Events

Past Event

Negotiating 'Free Meter' in Kazakh Folk Song

March 1, 2024
12:00 PM - 1:30 PM
America/New_York
International Affairs Building, 420 W. 118 St., New York, NY 10027 Marshall D. Shulman Seminar Room, 1219

Please join the Harriman Institute for a Director's Seminar with Knar Abrahamyan. Moderated by Valentina Izmirlieva.

After Kazakhstan’s forced integration into the USSR in 1920, the Soviet state sponsored publications of folk music to celebrate the so-called “the friendship of the peoples.” The Russian-born ethnographer Aleksander Zatayevich (1869–1936) was the first to extensively collect and publish Kazakh songs. Among challenges in transcription Zatayevich mentioned that “the majority of songs allowed great liberty to free meter.” He further ascribed “irregularity,” “non-squaredeness,” and “variability” of meter to biological inferiority.

This lecture examines approaches to meter in Kazakh vocal and instrumental folk music to show that negotiation of free meter was far more than a neutral artistic or scholarly endeavor.
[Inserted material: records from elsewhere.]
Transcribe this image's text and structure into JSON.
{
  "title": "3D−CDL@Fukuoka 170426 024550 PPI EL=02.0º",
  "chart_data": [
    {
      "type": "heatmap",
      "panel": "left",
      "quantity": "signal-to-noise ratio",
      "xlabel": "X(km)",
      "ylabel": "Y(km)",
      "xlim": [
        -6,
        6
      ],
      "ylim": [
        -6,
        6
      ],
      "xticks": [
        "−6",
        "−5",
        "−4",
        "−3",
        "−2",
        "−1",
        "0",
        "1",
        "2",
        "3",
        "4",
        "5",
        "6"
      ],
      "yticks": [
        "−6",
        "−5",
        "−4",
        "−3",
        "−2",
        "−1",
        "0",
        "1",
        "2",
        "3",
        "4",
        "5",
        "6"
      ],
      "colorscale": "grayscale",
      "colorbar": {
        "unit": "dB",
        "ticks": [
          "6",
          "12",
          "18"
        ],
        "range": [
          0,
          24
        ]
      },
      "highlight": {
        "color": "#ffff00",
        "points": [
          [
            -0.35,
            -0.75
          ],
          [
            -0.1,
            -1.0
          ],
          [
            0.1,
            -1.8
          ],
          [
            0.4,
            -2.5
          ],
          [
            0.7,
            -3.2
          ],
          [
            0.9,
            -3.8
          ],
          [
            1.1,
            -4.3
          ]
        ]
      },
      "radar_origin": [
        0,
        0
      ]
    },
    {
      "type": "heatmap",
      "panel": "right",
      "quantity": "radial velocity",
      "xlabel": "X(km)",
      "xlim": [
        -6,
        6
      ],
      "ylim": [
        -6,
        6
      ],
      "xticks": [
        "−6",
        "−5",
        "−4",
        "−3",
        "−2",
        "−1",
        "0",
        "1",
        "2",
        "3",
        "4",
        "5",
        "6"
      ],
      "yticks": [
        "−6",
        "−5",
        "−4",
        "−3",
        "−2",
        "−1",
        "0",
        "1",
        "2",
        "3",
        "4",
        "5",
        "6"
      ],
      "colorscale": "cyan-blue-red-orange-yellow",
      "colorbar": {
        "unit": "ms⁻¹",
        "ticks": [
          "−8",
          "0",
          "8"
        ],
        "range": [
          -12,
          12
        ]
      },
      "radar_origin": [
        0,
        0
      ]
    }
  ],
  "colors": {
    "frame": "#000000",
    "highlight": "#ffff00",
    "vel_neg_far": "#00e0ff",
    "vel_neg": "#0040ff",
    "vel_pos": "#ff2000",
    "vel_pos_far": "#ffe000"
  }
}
By tracing the afterlives of Zatayevich’s transcriptions, I argue that references to Kazakh free meter by Russocentric musicians, including Boris Erzakovich and Nikolai Tiftikidi, illuminate the glaring presence of racialization in the USSR. I place the discourse on free meter alongside nineteenth-century Russian anthropological writings that highlighted Kazakh people’s presumed backwardness and inferiority. As an alternative to evolutionistic approaches to free meter, I turn to Kazakh theorists—such as Asiia Baigaskina and Il’ias Kozhabekov—who link metro-rhythmic foundations of Kazakh music to the structure of language and prosody. Ultimately, I show that the Soviet state’s utopian claims about communism’s defeat of racism and colonialism was nothing but propaganda that aimed to conceal the polarized socio-cultural reality within the multiethnic Soviet empire.